The Blue Bistro begins on a self-prescribed change for Adrienne. A new start, in a new place, with three simple rules: get solvent, be honest about the past and make better choices in men. I don’t know a single woman, myself included, who could argue these goals. As a result, I related to Adrienne fully by page three. And my attachment never wavered. Hilderbrand’s skillful introduction was followed by all the introspection, actions and reactions, and emotional responses expected from this woman. While she was complex and well, human…there were no jarring out of character moments. No special contrivances to accommodate plot. By virtue of that alone—letting the character remain true throughout—Hilderbrand became an auto-buy author for me.
Hilderbrand’s supporting characters were equally authentic. Although we are acquainted with each by way of Adrienne—The Blue Bistro is written entirely in her POV—it is not a limitation. Hilderbrand’s entire cast live as naturally for the reader as Adrienne does. Even Thatcher, the man Adrienne loses her heart to. He is a character whose motivation and intentions remain largely unknown throughout the book. For some, that omission may be enough to obliterate the romance. But if you allow yourself to fall into the story, you will find that Hilderbrand’s refusal to give readers Thatcher’s POV expertly heightens Adrienne’s experience—the delicious surprise that follows Thatcher’s unexpected and stolen kiss; the emotional fear that follows when she falls in love with him. None of us are sure that Thatcher will choose to return her love. It is an almost unbearable risk and readers feel the same vise grip about their hearts that Adrienne suffers. Ultimately, it makes for a far more poignant love story than those in which we are assured an HEA.

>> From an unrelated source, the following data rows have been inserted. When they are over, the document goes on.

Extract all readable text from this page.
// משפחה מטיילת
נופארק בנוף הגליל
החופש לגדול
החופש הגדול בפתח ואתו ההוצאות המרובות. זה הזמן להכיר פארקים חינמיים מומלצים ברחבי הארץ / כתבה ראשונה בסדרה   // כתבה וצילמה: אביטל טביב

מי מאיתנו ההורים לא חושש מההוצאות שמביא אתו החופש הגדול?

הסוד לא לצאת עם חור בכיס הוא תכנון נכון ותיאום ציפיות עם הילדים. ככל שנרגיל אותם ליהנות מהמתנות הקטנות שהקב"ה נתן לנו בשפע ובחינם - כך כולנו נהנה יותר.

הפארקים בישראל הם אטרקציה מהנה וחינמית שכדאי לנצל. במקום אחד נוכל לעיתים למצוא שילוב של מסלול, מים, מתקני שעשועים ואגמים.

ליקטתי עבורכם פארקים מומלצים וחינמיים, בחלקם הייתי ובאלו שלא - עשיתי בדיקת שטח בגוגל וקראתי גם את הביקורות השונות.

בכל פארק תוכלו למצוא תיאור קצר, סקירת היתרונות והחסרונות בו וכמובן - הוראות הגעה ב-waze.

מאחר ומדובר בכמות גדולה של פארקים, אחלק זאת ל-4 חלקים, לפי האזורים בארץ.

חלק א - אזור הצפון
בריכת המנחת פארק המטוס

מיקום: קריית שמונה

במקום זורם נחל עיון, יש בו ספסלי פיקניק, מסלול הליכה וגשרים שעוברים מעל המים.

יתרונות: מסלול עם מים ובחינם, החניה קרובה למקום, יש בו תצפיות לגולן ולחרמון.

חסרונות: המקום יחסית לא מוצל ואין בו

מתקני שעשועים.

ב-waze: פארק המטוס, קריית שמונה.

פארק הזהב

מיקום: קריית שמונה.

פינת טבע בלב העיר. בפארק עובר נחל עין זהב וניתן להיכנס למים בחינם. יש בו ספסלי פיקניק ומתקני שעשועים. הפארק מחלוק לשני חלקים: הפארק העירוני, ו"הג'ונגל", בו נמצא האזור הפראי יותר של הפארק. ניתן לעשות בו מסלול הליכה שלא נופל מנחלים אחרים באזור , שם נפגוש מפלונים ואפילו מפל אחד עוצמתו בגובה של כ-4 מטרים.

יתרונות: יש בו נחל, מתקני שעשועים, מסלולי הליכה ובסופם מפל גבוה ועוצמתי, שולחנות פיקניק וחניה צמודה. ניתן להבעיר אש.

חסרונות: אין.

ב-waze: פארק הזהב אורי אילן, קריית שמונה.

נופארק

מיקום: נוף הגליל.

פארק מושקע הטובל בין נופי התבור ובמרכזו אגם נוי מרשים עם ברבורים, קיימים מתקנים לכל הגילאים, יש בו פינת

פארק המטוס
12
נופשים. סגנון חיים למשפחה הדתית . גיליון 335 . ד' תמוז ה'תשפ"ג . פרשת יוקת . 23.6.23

The uncertainty about Thatcher’s feelings leads me to the conflict that churns throughout The Blue Bistro. Its source is the relationship between Thatcher, restaurant owner, and Fiona Kemp, partner and chef. The nature and history of their relationship is unveiled slowly. It is a truth that is difficult to accept or completely grasp. Adrienne knows, deep down, that theirs is a platonic friendship. Yet she also recognizes that it has depth and purpose she may never realize in her own relationship with Thatcher—should they be allowed one. Hilderbrand’s depiction of such a friendship is beautiful. Honest and unapologetic. The tragedy inherent—what Fiona needs from Thatcher just now, the ill-timed love Thatcher has found with Adrienne, Fiona’s own unrequited love with another—all of it builds to the same vise-like grip in emotion, reason and resignation. It’s a highly emotional story, masterfully told by Hilderbrand.
One additional comment on characterization. The Blue Bistro—an upscale restaurant on Nantucket—plays a role with a script of its own. Some readers may even consider it the leading character. It provides the beat, or pace, of the story. It seems to hold the answer to what lies between Thatcher and Fiona. And it provides the backdrop and pulse of many of the story’s dramas. Hilderbrand uses it for setting and characterization—putting readers there by sight, sound and taste. Her descriptions of its frame, inhabitants and guests are rich and textured. Provided again in a voice distinguished by its cadence and punctuation. Erin is right. This is an author from which you only want more.